Propozycje zmieniające życie

Joanna M. Kociszewska

publikacja 29.12.2014 11:00

Warto je zauważyć. Są proste, a przecież dotykają bardzo poważnych problemów – tych osobistych, rodzinnych, społecznych i światowych.

Propozycje zmieniające życie

Dziś w Pradze rozpoczyna się Europejskie Spotkanie Młodych. Wczoraj wspólnota Taize opublikowała cztery propozycje na nadchodzący rok. Warto je zauważyć. Są proste, a przecież dotykają bardzo poważnych problemów – tych osobistych, rodzinnych, społecznych i światowych.

Propozycja pierwsza. Sprawić, by w naszym otoczeniu życie miało smak. By było piękne. Nie da się za kogoś przeżyć jego życia. Nie da się za kogoś podjąć decyzji. Ale nie o to chodzi. Nie trzeba wiele. Wielokrotnie wystarczy pokazać, że życie może być piękne i że ma sens.

Tak niewiele. Tak wiele.

Propozycja druga. Zrobić wszystko dla pojednania. Każdy z nas chce dążyć do tego, byśmy żyli razem jak jedna ludzka rodzina, ale to nie przychodzi samo z siebie ani w rodzinie, ani między przyjaciółmi, ani w naszych miastach i wioskach, ani między narodami – uzupełniają w komentarzu. Pozornie oczywiste: chcesz pojednania, to go buduj. Samo się nie zrobi. Ktoś musi zacząć. Prosić o przebaczenie. Przebaczać. Przekraczać uprzedzenia i stereotypy. Wyciągać rękę.

Nie czekaj, aż kto inny zrobi pierwszy krok. On zapewne czeka na Twój ruch. Możecie tak czekać na siebie do skończenia świata. Warto?

I jeszcze jedna, bardzo ważna wskazówka. Ewangelia wzywa, byśmy nie przekazywali ani w swoim otoczeniu, ani kolejnym pokoleniom urazów odziedziczonych z przeszłości. Być może Twoje życie składało się głównie z ran. Pokonanie tych obciążeń to potężne wyzwanie. Niełatwo zmierzyć się z bólem. Ale robisz to nie tylko dla siebie. Także po to, by nie oddać swojej krzywdy innym. Przede wszystkim swoim dzieciom i swojej rodzinie.

Jeśli Ty tego nie zatrzymasz, jeśli nie podejmiesz walki, możesz zrujnować ich życie na podobieństwo swojego.

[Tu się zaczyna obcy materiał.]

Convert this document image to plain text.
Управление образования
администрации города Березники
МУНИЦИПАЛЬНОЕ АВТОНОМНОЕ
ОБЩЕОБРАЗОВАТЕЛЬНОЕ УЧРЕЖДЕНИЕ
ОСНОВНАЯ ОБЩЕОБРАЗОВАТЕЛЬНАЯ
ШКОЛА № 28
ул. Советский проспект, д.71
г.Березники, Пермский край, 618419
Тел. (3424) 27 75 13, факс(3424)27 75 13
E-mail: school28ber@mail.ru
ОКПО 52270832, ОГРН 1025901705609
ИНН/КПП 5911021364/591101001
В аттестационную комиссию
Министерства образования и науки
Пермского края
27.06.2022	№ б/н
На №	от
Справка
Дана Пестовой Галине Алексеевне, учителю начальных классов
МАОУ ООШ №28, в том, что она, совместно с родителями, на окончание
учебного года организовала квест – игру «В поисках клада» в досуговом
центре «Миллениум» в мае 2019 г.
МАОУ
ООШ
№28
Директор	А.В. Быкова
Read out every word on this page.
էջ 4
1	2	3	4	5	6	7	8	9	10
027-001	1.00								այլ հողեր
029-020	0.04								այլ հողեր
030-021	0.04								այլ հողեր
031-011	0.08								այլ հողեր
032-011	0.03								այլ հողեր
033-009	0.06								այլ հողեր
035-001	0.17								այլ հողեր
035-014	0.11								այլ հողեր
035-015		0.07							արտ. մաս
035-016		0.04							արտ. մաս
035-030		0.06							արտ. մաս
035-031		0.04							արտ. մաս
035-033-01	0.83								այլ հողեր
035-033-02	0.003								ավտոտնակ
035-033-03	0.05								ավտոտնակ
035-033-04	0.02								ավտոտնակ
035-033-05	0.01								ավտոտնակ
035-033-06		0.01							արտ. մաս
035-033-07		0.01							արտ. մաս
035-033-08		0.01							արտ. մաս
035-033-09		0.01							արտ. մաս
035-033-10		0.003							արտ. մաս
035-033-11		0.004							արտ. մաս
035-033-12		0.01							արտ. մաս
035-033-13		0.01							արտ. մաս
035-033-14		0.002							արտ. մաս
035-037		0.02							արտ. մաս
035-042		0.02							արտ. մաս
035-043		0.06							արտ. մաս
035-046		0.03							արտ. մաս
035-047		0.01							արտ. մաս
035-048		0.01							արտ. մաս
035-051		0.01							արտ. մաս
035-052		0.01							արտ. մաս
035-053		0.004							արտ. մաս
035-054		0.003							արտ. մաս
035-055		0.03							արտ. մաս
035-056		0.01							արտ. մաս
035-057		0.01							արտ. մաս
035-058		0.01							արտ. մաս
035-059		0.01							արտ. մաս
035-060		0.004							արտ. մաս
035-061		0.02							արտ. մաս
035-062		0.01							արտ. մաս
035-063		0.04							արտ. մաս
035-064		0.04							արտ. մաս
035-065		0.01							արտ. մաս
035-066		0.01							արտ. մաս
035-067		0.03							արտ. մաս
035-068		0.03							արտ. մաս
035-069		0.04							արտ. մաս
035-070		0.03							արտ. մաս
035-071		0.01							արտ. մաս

Przecież nie chcesz, by cierpiały tak jak ty…

Są jeszcze dwie kolejne: wprowadzać pokój i troszczyć się o ziemię. Uwzględniające wymiar społeczny. To nie jest tak, że niczego nie możemy. To tylko wygodna wymówka, by nie podejmować wysiłku. Być może nie możemy wszystkiego. Ale nie naszą sprawą jest zaczynać od „wszystkiego”. Wystarczy, że zrobimy to, co jest w naszej mocy. A jest więcej, niż możemy sobie wyobrazić.

Propozycje wspólnoty Taize warto podjąć. Mogą zmienić nasze życie.